Personal information
- Born: 24 February 1989 (age 37) Schwerin, West Germany
- Height: 155 cm (5 ft 1 in)
- Weight: 59 kg (130 lb)

Sport
- Country: Germany
- Sport: Paralympic swimming
- Disability: Dysmelia
- Disability class: S8, SB7, SM8
- Club: SC Potsdam

Medal record
Paralympic swimming
Representing Germany
Paralympic Games
| Silver medal – second place | 2012 London | Men's 100m breaststroke SB6 |
| Bronze medal – third place | 2016 Rio de Janeiro | Men's 100m breaststroke SB6 |
World Championships
| Silver medal – second place | 2013 Montreal | Men's 100m breaststroke SB6 |
| Bronze medal – third place | 2015 Glasgow | Men's 100m breaststroke SB6 |
European Championships
| Silver medal – second place | 2014 Eindhoven | Men's 100m breaststroke SB6 |
| Silver medal – second place | 2018 Dublin | Men's 100m breaststroke SB7 |
| Bronze medal – third place | 2016 Funchal | Men's 100m breaststroke SB6 |

= Torben Schmidtke =

German Paralympic swimmer

Torben Schmidtke (born 24 February 1989) is a German Paralympic swimmer who competes in international level events.
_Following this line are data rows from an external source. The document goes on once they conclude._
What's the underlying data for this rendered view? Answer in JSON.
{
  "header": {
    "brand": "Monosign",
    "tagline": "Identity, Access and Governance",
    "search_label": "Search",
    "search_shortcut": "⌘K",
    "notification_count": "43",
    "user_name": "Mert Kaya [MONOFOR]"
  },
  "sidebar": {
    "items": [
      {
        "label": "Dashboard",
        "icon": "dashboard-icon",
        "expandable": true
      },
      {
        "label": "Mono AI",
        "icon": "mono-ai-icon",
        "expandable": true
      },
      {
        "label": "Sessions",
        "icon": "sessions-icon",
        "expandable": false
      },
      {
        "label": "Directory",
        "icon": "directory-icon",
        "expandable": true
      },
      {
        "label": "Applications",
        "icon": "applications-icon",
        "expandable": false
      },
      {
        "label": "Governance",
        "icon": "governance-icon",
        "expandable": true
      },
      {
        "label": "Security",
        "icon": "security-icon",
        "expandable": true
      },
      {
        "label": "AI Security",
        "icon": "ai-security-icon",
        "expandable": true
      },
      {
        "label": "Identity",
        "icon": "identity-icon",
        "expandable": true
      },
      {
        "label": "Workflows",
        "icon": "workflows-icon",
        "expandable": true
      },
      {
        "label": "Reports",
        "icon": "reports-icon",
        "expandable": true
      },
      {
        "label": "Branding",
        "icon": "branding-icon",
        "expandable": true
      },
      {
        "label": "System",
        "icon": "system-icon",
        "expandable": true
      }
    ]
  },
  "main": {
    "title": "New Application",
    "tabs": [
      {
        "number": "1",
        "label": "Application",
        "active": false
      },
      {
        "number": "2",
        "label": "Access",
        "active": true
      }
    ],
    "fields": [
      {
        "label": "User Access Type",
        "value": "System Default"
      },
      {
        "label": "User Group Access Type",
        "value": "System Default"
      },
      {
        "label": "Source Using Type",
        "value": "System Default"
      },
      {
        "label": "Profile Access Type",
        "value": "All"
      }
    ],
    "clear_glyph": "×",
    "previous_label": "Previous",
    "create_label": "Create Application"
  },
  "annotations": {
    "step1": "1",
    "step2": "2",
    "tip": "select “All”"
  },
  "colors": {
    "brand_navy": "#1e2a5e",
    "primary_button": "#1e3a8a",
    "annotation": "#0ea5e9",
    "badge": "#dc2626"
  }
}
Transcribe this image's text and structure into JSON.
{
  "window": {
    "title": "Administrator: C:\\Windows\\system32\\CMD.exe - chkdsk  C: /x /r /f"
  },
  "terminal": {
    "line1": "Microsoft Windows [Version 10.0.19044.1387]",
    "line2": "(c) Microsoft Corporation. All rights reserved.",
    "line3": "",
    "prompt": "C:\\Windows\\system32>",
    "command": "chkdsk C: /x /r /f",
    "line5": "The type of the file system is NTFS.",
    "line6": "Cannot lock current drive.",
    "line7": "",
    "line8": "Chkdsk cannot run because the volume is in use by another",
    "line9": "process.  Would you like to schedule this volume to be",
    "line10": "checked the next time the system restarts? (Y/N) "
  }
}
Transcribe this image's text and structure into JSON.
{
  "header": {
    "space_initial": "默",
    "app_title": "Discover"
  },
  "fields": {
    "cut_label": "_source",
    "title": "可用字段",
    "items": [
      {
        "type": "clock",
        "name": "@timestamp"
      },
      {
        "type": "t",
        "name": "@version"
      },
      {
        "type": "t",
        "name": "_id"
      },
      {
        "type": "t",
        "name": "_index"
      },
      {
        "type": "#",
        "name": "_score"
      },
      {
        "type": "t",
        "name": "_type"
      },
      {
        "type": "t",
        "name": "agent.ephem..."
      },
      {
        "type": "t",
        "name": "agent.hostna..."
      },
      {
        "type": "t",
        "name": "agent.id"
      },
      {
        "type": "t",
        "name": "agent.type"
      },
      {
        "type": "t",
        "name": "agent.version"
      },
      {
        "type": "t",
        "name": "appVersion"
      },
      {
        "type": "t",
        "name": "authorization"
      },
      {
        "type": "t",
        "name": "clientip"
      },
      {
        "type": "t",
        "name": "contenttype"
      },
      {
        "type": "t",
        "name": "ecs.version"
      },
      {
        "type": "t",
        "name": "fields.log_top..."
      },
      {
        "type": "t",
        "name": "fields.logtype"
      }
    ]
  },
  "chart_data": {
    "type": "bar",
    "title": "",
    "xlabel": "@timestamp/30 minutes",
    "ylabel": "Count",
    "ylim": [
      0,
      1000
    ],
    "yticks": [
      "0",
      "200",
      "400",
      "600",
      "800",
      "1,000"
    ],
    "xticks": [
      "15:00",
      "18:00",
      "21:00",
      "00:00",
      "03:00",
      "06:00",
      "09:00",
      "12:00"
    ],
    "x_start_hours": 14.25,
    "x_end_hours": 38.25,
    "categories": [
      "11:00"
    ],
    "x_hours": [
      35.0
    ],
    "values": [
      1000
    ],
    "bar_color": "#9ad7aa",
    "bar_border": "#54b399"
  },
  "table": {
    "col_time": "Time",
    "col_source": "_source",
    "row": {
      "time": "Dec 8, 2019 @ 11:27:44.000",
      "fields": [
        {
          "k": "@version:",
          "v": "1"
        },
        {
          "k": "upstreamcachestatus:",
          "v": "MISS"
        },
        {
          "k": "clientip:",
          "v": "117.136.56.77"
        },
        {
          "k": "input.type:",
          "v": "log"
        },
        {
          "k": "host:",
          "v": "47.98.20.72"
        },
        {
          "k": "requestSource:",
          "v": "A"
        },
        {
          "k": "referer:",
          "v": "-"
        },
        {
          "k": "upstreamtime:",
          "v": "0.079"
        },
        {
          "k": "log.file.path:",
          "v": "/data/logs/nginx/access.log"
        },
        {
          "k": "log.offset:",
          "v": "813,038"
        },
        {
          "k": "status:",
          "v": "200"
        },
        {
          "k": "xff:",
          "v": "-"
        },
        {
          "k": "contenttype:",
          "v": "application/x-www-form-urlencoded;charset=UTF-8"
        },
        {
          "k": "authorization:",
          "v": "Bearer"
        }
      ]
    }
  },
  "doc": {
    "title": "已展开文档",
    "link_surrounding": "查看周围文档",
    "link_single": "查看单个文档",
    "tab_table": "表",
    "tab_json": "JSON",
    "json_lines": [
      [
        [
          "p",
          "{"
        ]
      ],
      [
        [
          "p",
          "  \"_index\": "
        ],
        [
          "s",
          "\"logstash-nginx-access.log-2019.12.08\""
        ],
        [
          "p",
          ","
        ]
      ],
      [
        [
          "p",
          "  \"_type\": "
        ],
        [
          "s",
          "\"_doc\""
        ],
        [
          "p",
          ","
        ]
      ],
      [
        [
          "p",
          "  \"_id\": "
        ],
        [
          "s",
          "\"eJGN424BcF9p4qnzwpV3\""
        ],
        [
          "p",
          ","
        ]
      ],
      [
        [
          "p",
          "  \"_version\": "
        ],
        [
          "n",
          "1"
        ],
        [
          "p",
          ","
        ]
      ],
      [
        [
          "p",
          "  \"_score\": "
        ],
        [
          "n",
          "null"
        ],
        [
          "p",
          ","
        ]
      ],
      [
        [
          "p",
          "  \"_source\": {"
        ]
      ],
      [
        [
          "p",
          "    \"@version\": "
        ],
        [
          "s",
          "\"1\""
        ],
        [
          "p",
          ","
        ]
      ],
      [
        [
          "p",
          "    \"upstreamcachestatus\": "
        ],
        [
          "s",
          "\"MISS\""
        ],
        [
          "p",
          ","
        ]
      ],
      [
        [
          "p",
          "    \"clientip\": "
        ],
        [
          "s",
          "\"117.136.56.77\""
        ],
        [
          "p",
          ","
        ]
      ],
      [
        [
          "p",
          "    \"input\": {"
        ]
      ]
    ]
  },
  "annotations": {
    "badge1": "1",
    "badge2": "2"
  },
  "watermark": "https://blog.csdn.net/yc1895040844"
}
He specialises in freestyle swimming and breaststroke swimming where he has won two Paralympic medals, two World medals and three European medals.

Schmidtke was born with dysmelia in his legs and has three fingers on his left hand, he had his right foot amputated in October 2018 due to severe pain relating to his health condition. As well as swimming, he works for the German Federal Police as an IT specialist in Potsdam.